You shouldn't create two separate rules for assign and add. As your rules are now, assign has precedence over add, which you don't want: they should have equal precedence by looking at your desired AST. So, you need to wrap all operators +, - and = in one rule:
program
: expr ';'!
;
expr
: term (('+' | '-' | '=')^ expr)*
;
But now the grammar is still ambiguous.

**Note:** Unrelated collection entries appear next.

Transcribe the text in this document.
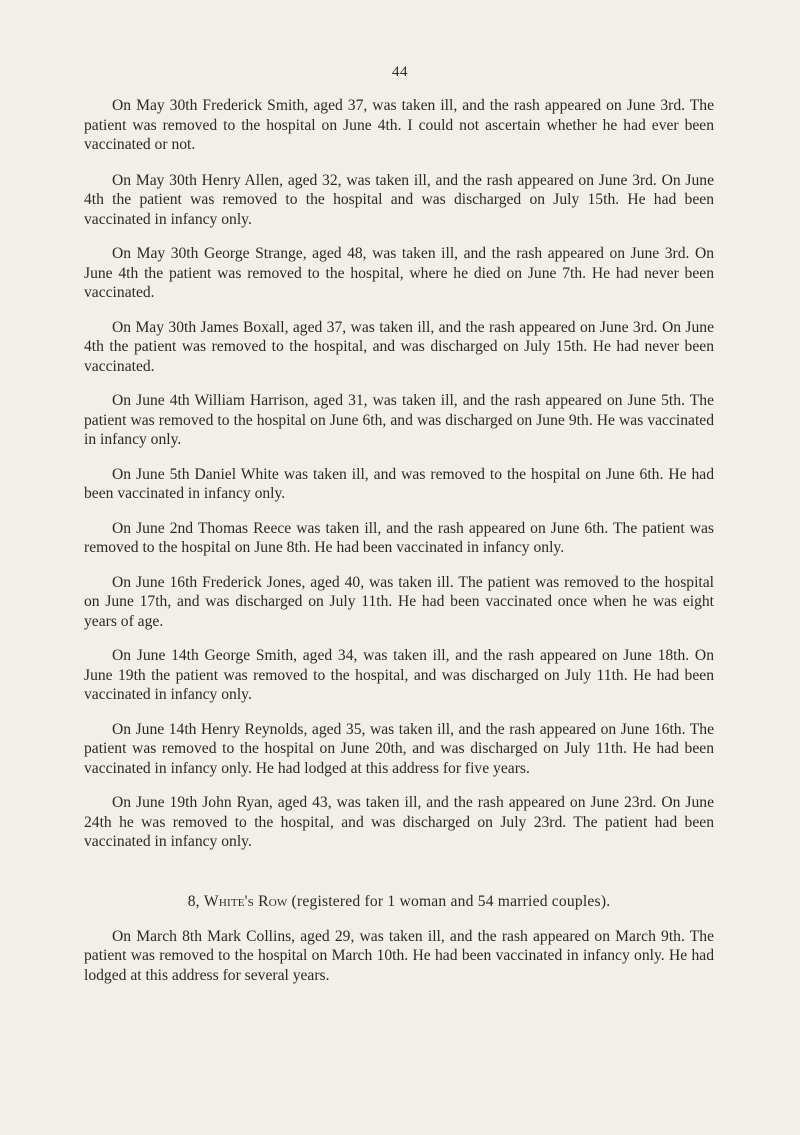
44

On May 30th Frederick Smith, aged 37, was taken ill, and the rash appeared on June 3rd. The patient was removed to the hospital on June 4th. I could not ascertain whether he had ever been vaccinated or not.

On May 30th Henry Allen, aged 32, was taken ill, and the rash appeared on June 3rd. On June 4th the patient was removed to the hospital and was discharged on July 15th. He had been vaccinated in infancy only.

On May 30th George Strange, aged 48, was taken ill, and the rash appeared on June 3rd. On June 4th the patient was removed to the hospital, where he died on June 7th. He had never been vaccinated.

On May 30th James Boxall, aged 37, was taken ill, and the rash appeared on June 3rd. On June 4th the patient was removed to the hospital, and was discharged on July 15th. He had never been vaccinated.

On June 4th William Harrison, aged 31, was taken ill, and the rash appeared on June 5th. The patient was removed to the hospital on June 6th, and was discharged on June 9th. He was vaccinated in infancy only.

On June 5th Daniel White was taken ill, and was removed to the hospital on June 6th. He had been vaccinated in infancy only.

On June 2nd Thomas Reece was taken ill, and the rash appeared on June 6th. The patient was removed to the hospital on June 8th. He had been vaccinated in infancy only.

On June 16th Frederick Jones, aged 40, was taken ill. The patient was removed to the hospital on June 17th, and was discharged on July 11th. He had been vaccinated once when he was eight years of age.

On June 14th George Smith, aged 34, was taken ill, and the rash appeared on June 18th. On June 19th the patient was removed to the hospital, and was discharged on July 11th. He had been vaccinated in infancy only.

On June 14th Henry Reynolds, aged 35, was taken ill, and the rash appeared on June 16th. The patient was removed to the hospital on June 20th, and was discharged on July 11th. He had been vaccinated in infancy only. He had lodged at this address for five years.

On June 19th John Ryan, aged 43, was taken ill, and the rash appeared on June 23rd. On June 24th he was removed to the hospital, and was discharged on July 23rd. The patient had been vaccinated in infancy only.

8, White's Row (registered for 1 woman and 54 married couples).

On March 8th Mark Collins, aged 29, was taken ill, and the rash appeared on March 9th. The patient was removed to the hospital on March 10th. He had been vaccinated in infancy only. He had lodged at this address for several years.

You'll need to "help" the parser to look beyond this ambiguity to assure there really is operator expr ahead when parsing (('+' | '-' | '=') expr)*. This can be done using a syntactic predicate, which looks like this:
(look_ahead_rule(s)_in_here)=> rule(s)_to_actually_parse
(the ( ... )=> is the predicate syntax)
A little demo:
grammar test;
options {
output=AST;
ASTLabelType=CommonTree;
}
program
: expr ';'!
;
expr
: term ((op expr)=> op^ expr)*
;
op
: '+'
| '-'
| '='
;
term
: ID
| INT
;
ID : (LETTER | '_') (LETTER | DIGIT | '_')* ;
INT : DIGIT+ ;
WS : (' ' | '\t' | '\r' | '\n') {$channel=HIDDEN;};
fragment LETTER : ('a'..'z'|'A'..'Z');
fragment DIGIT : '0'..'9';
which can be tested with the class:
import org.antlr.runtime.*;
import org.antlr.runtime.tree.*;
import org.antlr.stringtemplate.*;
public class Main {
public static void main(String[] args) throws Exception {
String source = "0 + a = 1 + b = 2 + 3;";
testLexer lexer = new testLexer(new ANTLRStringStream(source));
testParser parser = new testParser(new CommonTokenStream(lexer));
CommonTree tree = (CommonTree)parser.program().getTree();
DOTTreeGenerator gen = new DOTTreeGenerator();
StringTemplate st = gen.toDOT(tree);
System.out.println(st);
}
}
And the output of the Main class corresponds to the following AST:
which is created without any warnings from ANTLR.